One of my post popular posts was a review of the networking site, Thumbtack, which published on September 10, 2012. The post received over 60 comments, and still continues to receive them to this day. At the time, opinions varied on whether Thumbtack was a legitimate service or not.
Personally, I have never doubted that Thumbtack is a legitimate site and service. I chose to close my account, because the site was not as user friendly as I thought it could be, and the leads were expensive. Sometimes the leads were as much as $8 each, which was non-refundable, unless you remembered to request a refund within 48-hours of not receiving a client/customer reply. If you forgot to request the money back, you lost it.
What Have I Learned About Thumbtack Since My Last Article?
Since then, I have gotten to know three people who have had a good deal of luck with the site. All three of them are virtual assistants and offer a variety of services—all remotely based. Now, having said that, I also still meet those online who have had negative experiences with not receiving any leads or losing too much money to leads that never panned out. So, the opinions and experiences of those seem to be just as 50/50 split-down-the-middle as before.

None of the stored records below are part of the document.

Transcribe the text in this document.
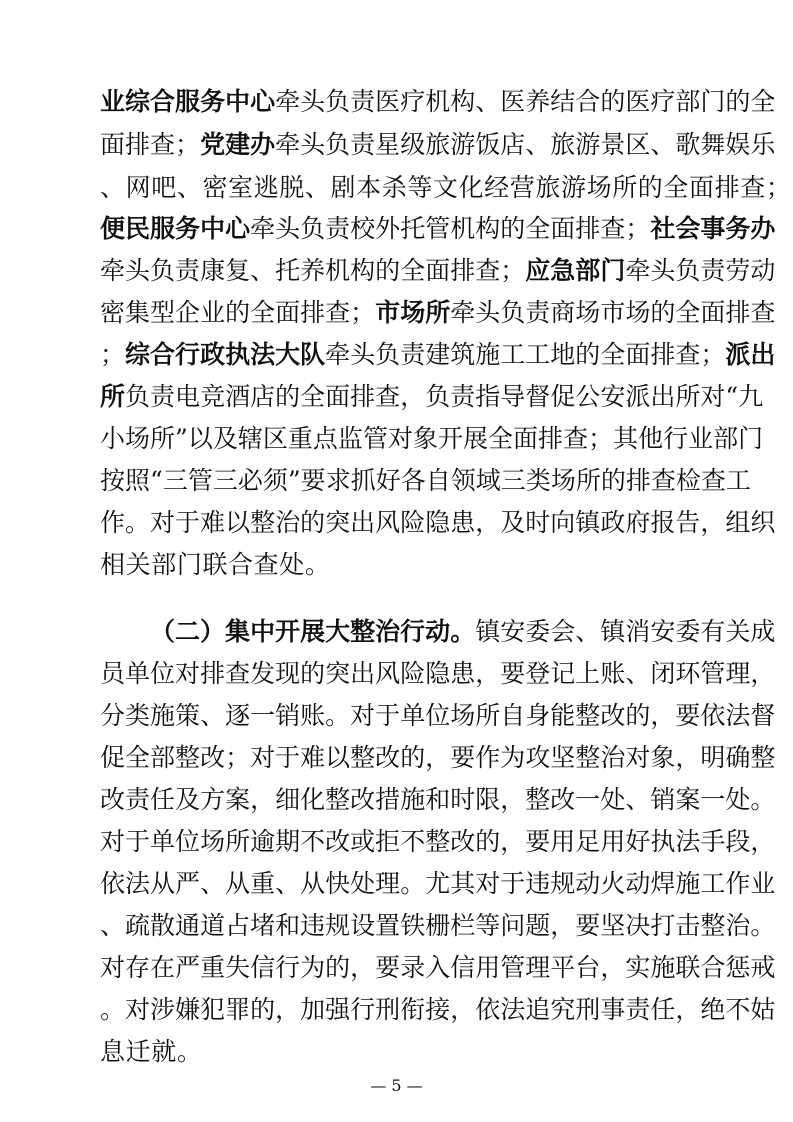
业 综 合 服 务 中 心 牵 头 负 责 医 疗 机 构 、 医 养 结 合 的 医 疗 部 门 的 全
面 排 查 ； 党 建 办 牵 头 负 责 星 级 旅 游 饭 店 、 旅 游 景 区 、 歌 舞 娱 乐
、 网 吧 、 密 室 逃 脱 、 剧 本 杀 等 文 化 经 营 旅 游 场 所 的 全 面 排 查 ；
便 民 服 务 中 心 牵 头 负 责 校 外 托 管 机 构 的 全 面 排 查 ； 社 会 事 务 办
牵 头 负 责 康 复 、 托 养 机 构 的 全 面 排 查 ； 应 急 部 门 牵 头 负 责 劳 动
密 集 型 企 业 的 全 面 排 查 ； 市 场 所 牵 头 负 责 商 场 市 场 的 全 面 排 查
； 综 合 行 政 执 法 大 队 牵 头 负 责 建 筑 施 工 工 地 的 全 面 排 查 ； 派 出
所 负 责 电 竞 酒 店 的 全 面 排 查 ， 负 责 指 导 督 促 公 安 派 出 所 对 “ 九
小 场 所 ” 以 及 辖 区 重 点 监 管 对 象 开 展 全 面 排 查 ； 其 他 行 业 部 门
按 照 “ 三 管 三 必 须 ” 要 求 抓 好 各 自 领 域 三 类 场 所 的 排 查 检 查 工
作 。 对 于 难 以 整 治 的 突 出 风 险 隐 患 ， 及 时 向 镇 政 府 报 告 ， 组 织
相 关 部 门 联 合 查 处 。
（ 二 ） 集 中 开 展 大 整 治 行 动 。 镇 安 委 会 、 镇 消 安 委 有 关 成
员 单 位 对 排 查 发 现 的 突 出 风 险 隐 患 ， 要 登 记 上 账 、 闭 环 管 理 ，
分 类 施 策 、 逐 一 销 账 。 对 于 单 位 场 所 自 身 能 整 改 的 ， 要 依 法 督
促 全 部 整 改 ； 对 于 难 以 整 改 的 ， 要 作 为 攻 坚 整 治 对 象 ， 明 确 整
改 责 任 及 方 案 ， 细 化 整 改 措 施 和 时 限 ， 整 改 一 处 、 销 案 一 处 。
对 于 单 位 场 所 逾 期 不 改 或 拒 不 整 改 的 ， 要 用 足 用 好 执 法 手 段 ，
依 法 从 严 、 从 重 、 从 快 处 理 。 尤 其 对 于 违 规 动 火 动 焊 施 工 作 业
、 疏 散 通 道 占 堵 和 违 规 设 置 铁 栅 栏 等 问 题 ， 要 坚 决 打 击 整 治 。
对 存 在 严 重 失 信 行 为 的 ， 要 录 入 信 用 管 理 平 台 ， 实 施 联 合 惩 戒
。 对 涉 嫌 犯 罪 的 ， 加 强 行 刑 衔 接 ， 依 法 追 究 刑 事 责 任 ， 绝 不 姑
息 迁 就 。
— 5 —
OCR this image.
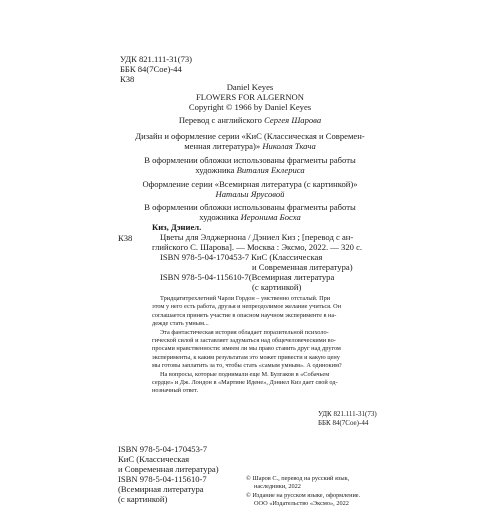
УДК 821.111-31(73)
ББК 84(7Сое)-44
К38
Daniel Keyes
FLOWERS FOR ALGERNON
Copyright © 1966 by Daniel Keyes
Перевод с английского Сергея Шарова
Дизайн и оформление серии «КиС (Классическая и Современ-
менная литература)» Николая Ткача
В оформлении обложки использованы фрагменты работы
художника Виталия Еклериса
Оформление серии «Всемирная литература (с картинкой)»
Натальи Ярусовой
В оформлении обложки использованы фрагменты работы
художника Иеронима Босха
К38
Киз, Дэниел.
Цветы для Элджернона / Дэниел Киз ; [перевод с ан-
глийского С. Шарова]. — Москва : Эксмо, 2022. — 320 с.
ISBN 978-5-04-170453-7 КиС (Классическая
и Современная литература)
ISBN 978-5-04-115610-7(Всемирная литература
(с картинкой)
Тридцатитрехлетний Чарли Гордон – умственно отсталый. При
этом у него есть работа, друзья и непреодолимое желание учиться. Он
соглашается принять участие в опасном научном эксперименте в на-
дежде стать умным...
Эта фантастическая история обладает поразительной психоло-
гической силой и заставляет задуматься над общечеловеческими во-
просами нравственности: имеем ли мы право ставить друг над другом
эксперименты, к каким результатам это может привести и какую цену
мы готовы заплатить за то, чтобы стать «самым умным». А одиноким?
На вопросы, которые поднимали еще М. Булгаков в «Собачьем
сердце» и Дж. Лондон в «Мартине Идене», Дэниел Киз дает свой од-
нозначный ответ.
УДК 821.111-31(73)
ББК 84(7Сое)-44
ISBN 978-5-04-170453-7
КиС (Классическая
и Современная литература)
ISBN 978-5-04-115610-7
(Всемирная литература
(с картинкой)
© Шаров С., перевод на русский язык,
наследники, 2022
© Издание на русском языке, оформление.
ООО «Издательство «Эксмо», 2022
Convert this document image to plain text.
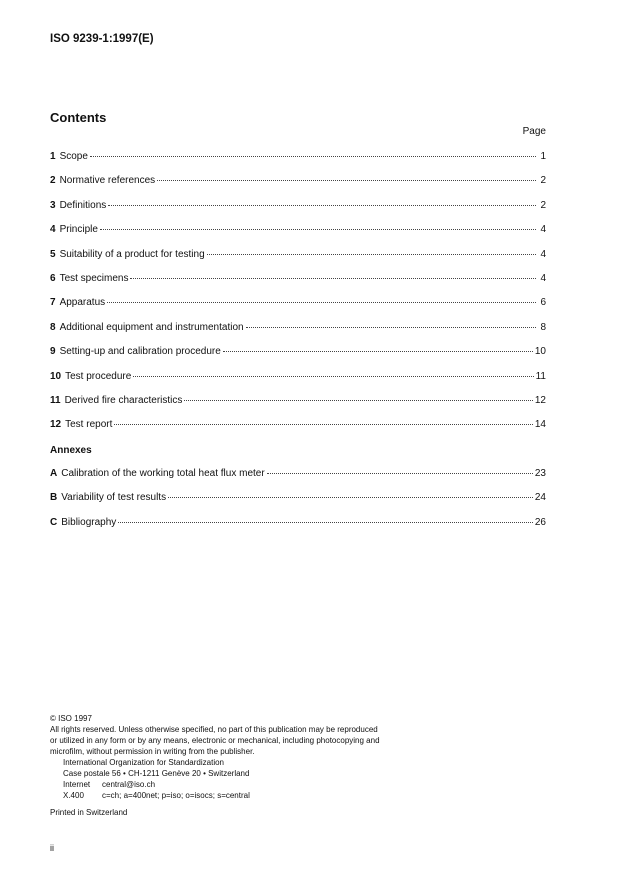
ISO 9239-1:1997(E)
Contents
Page
1 Scope	1
2 Normative references	2
3 Definitions	2
4 Principle	4
5 Suitability of a product for testing	4
6 Test specimens	4
7 Apparatus	6
8 Additional equipment and instrumentation	8
9 Setting-up and calibration procedure	10
10 Test procedure	11
11 Derived fire characteristics	12
12 Test report	14
Annexes
A Calibration of the working total heat flux meter	23
B Variability of test results	24
C Bibliography	26
© ISO 1997
All rights reserved. Unless otherwise specified, no part of this publication may be reproduced
or utilized in any form or by any means, electronic or mechanical, including photocopying and
microfilm, without permission in writing from the publisher.
International Organization for Standardization
Case postale 56 • CH-1211 Genève 20 • Switzerland
Internet central@iso.ch
X.400 c=ch; a=400net; p=iso; o=isocs; s=central
Printed in Switzerland
ii
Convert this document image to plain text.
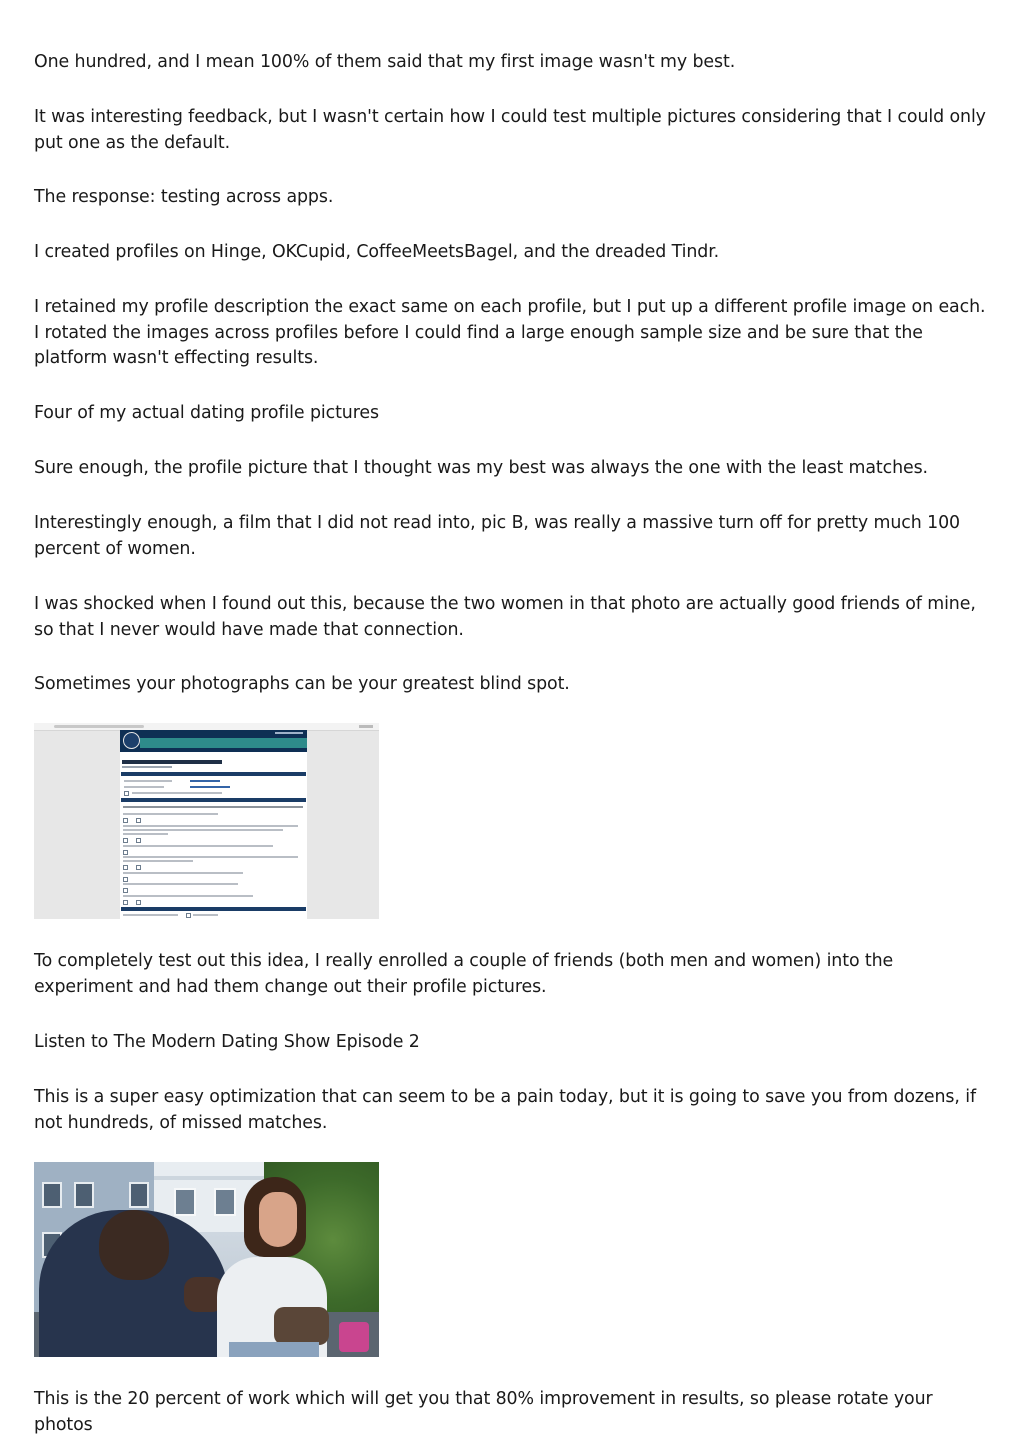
One hundred, and I mean 100% of them said that my first image wasn't my best.

It was interesting feedback, but I wasn't certain how I could test multiple pictures considering that I could only put one as the default.

The response: testing across apps.

I created profiles on Hinge, OKCupid, CoffeeMeetsBagel, and the dreaded Tindr.

I retained my profile description the exact same on each profile, but I put up a different profile image on each. I rotated the images across profiles before I could find a large enough sample size and be sure that the platform wasn't effecting results.

Four of my actual dating profile pictures

Sure enough, the profile picture that I thought was my best was always the one with the least matches.

Interestingly enough, a film that I did not read into, pic B, was really a massive turn off for pretty much 100 percent of women.

I was shocked when I found out this, because the two women in that photo are actually good friends of mine, so that I never would have made that connection.

Sometimes your photographs can be your greatest blind spot.

To completely test out this idea, I really enrolled a couple of friends (both men and women) into the experiment and had them change out their profile pictures.

Listen to The Modern Dating Show Episode 2

This is a super easy optimization that can seem to be a pain today, but it is going to save you from dozens, if not hundreds, of missed matches.

This is the 20 percent of work which will get you that 80% improvement in results, so please rotate your photos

I have also begun corresponding more with Thumbtack support, and I will say that they are very supportive and prompt in their replies. They also ask for feedback now after you have received a reply to your question.
Join Vindale Research, the famous survey site where you earn rewards to share your experiences about how you use the internet.
How Has Thumbtack Improved?
Other than asking for feedback after your initial contact, Thumbtack has instituted “Thumbtack Credits” now as a system of payment. They did away with their past monthly payment system of $29.95 for unlimited leads. A Thumbtack Credit costs $1.67 and quotes range from 2-9 credits, so you would multiply by how ever many credits you were being charged for that lead. Leads are based on the category that your service is listed under.
Payment is made using a credit card or PayPal payment, and even if the client opens the bid and reads it but doesn’t choose your services, you still will need to pay. Contractors are responsible for collecting the money from the client, because Thumbtack does not get involved in payment nor take any fee from the contractors unlike Odesk and a few other bidding sites.
How Does Thumbtack Rank Its Contractors?
The Bronze, Silver, and Gold Membership are still available and based on customer feedback. Thumbtack claims to still verify all of its contractors in the areas of:
- DOJ Smart Search
- Thumbtack reviewed
- contractor’s website
- email account
- Facebook account
- LinkedIn account
Thumbtack has also put together a much better “Pro Center” and blog with resources for success for the service providers. Thumbtack still emphasizes the importance of a good profile and portfolio with the ability to write a good bid, but there are still no tests or anything like that there.
Thumbtack still maintains its Facebook, Twitter, Pinterest, and LinkedIn accounts. On their Facebook page, they mention their 2011 Wall Street Journal Small Business award.
Have I Decided to Reopen a Thumbtack Account?
“The more things change, the more things stay the same.” This may be a good saying when it comes to Thumbtack. I haven’t quite decided if I will or not, since the reviews still remain split down the middle with both sides making claims.
What Do Others Say About Thumbtack?
I was actually able to find one photographer who used Thumbtack and went back and reviewed it at a later date. You can check out his first and second videos on YouTube. There are also many positive comments as well as many negative comments left about his two videos.
Are There Alternatives to Thumbtack?
There are always bidding sites such as Odesk and Elance as well as directory-type sites such as MyCityPlace.com and SideJobr.com. So, you can always find alternatives to almost anything on the Internet.
Try Swagbucks, the famous rewards program that pays you for watching videos, taking surveys, shopping and more.
How Can Someone Get Started with Thumbtack?
You don’t have to wait to get invited this time. Just head on over to their website and set up an account and be sure to read all of the information in the “Pro Center”. As with any freelance or work-at-home opportunity, some will excel at it and some will not. Some will have positive experiences and some will not. You can always give it a one or two-month trial.
Good luck with all who choose to try Thumbtack this time around.